Reseña de No llores por mí, Inglaterra: efectos para el futuro

Por Emilio Gola

Buenos Aires, 1806. Las Invasiones Inglesas están en marcha. El general William Beresford sabe que los refuerzos tardarán en llegar y que una revuelta de los criollos es posible. Así es que decide distraer al pueblo con un deporte nuevo: el fútbol. Pero, pronto, todo gira hacia un partido entre la incipiente Argentina e Inglaterra, y las milicias deciden aprovechar la ocasión para expulsar a los británicos.

Ingleses que hablan en perfecto español, criollos que juegan a una disciplina anacrónica, cantitos de cancha y una Buenos Aires con dos barrios enfrentados: las licencias artísticas afloran en cada rincón de la comedia No llores por mí, Inglaterra, pero no en su reconstrucción histórica, aquella que rescata casi toda una ciudad gracias a los efectos visuales realizados por computadora (CGI y VFX, en el convencionalismo de la industria), algo con pocos precedentes en la historia del cine argentino.

Al interior de un montaje dinámico, sin ambiciones desmedidas y apoyado en un sonido muy bien logrado, el fútbol y la batalla contra los británicos se entretejen frente a varios fondos digitales. La pantalla verde permitió que alumnos de Escuela Da Vinci participaran con modelos de casas, arcos, plazas, barcos y hasta edificios emblemáticos, como el Cabildo, la Recova y la Plaza de Toros.
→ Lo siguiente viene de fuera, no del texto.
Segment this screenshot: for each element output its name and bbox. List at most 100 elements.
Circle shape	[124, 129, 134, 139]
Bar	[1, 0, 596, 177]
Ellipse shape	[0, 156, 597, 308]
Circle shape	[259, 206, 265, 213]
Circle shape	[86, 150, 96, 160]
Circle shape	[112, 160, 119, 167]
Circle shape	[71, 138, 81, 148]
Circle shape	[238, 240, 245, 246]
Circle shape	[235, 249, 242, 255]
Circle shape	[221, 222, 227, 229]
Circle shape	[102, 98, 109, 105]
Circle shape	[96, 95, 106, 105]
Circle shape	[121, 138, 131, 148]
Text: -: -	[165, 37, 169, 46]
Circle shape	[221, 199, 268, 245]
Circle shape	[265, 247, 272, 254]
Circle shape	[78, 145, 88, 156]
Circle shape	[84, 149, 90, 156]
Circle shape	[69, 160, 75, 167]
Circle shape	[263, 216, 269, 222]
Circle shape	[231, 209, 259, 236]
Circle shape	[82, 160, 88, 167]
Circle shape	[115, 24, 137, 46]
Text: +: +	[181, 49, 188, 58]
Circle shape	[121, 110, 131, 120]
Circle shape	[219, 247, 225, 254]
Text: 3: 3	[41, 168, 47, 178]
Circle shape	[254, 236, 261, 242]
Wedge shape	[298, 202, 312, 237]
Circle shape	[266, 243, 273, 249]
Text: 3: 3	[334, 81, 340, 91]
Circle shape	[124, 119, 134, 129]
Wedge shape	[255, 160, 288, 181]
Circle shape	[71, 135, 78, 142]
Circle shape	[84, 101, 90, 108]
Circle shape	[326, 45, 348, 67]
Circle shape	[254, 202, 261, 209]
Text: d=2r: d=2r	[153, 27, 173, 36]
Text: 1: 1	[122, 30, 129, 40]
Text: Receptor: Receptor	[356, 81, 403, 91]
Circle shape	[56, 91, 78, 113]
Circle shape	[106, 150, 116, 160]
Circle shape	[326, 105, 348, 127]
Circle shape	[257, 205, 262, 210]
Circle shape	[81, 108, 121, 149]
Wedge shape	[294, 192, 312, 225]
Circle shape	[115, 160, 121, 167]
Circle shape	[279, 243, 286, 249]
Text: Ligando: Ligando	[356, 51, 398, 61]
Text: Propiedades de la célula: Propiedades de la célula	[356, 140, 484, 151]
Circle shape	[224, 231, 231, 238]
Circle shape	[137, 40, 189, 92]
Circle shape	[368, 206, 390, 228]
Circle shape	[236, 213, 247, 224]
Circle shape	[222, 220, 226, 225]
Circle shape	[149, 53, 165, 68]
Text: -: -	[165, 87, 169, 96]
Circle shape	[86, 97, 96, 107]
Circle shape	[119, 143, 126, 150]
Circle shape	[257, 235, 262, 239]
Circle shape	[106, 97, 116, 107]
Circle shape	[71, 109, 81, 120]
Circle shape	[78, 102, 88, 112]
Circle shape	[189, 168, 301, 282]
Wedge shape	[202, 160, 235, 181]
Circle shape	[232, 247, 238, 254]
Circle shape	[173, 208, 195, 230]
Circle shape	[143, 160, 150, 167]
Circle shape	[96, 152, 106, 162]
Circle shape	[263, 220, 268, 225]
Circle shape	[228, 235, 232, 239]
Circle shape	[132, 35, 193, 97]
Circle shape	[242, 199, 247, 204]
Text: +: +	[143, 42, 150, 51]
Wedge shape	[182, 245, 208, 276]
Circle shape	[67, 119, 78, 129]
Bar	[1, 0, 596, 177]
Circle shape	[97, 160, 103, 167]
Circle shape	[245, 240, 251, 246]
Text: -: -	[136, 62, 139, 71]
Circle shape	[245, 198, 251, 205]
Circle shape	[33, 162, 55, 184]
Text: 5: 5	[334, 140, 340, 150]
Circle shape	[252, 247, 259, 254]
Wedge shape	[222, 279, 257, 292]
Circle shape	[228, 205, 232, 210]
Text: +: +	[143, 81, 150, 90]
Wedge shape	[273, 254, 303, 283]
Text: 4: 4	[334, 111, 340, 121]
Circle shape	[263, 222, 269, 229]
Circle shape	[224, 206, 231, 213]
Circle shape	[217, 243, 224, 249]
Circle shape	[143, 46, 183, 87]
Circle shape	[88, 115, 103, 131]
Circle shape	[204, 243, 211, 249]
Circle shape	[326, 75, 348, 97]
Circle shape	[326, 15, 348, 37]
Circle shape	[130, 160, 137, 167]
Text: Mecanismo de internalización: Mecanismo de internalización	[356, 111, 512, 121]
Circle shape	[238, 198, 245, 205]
Incluso al ojo entrenado le puede costar ver los límites de lo artificial en algunos momentos complejos, tales como las fragatas en el Río de La Plata o los “hinchas” en tribunas enteramente hechas con píxeles. Es todo un logro si se considera una paleta de colores que podría haber revelado los trucos: sus tonos son casi furiosos, tanto en los uniformes ingleses y españoles como en los mismos partidos de fútbol.

Son ejemplares las situaciones como el discurso de Beresford (Mike Amigorena) frente al Cabildo, la dirección técnica de Sampedrito (Diego Capusotto) para con la selección argentina, o la del protagonista Manolete (Gonzalo Heredia) al momento de su intento de viaje a Brasil. Los personajes están delante de fondos ficticios, pero su integración es verosímil.

También sobresale la escena donde los argentinos prueban su recién formado equipo contra la escuadra uruguaya. En un fondo que, esta vez sí, decide separarse de las figuras, el juego de luces, sombras y planos sobre los cuerpos de los futbolistas es soberbio. Es que la película, simpática en general, sorprende en dos instancias: se toma en serio a sí misma, pero deja espacio para el riesgo audiovisual en los momentos justos.

Vale destacar que el final, con la rendición de Beresford a Santiago de Liniers representada en el famoso cuadro “La Reconquista de Buenos Aires” de Charles Fouqueray, también se transforma en un momento a tener en cuenta para el futuro de los efectos nacionales. Color, movimiento y fondo encajan en algo digno de apreciar y que eleva el tono de la comedia hacia el respeto, tanto para la historia como para la propia creación de los artistas visuales.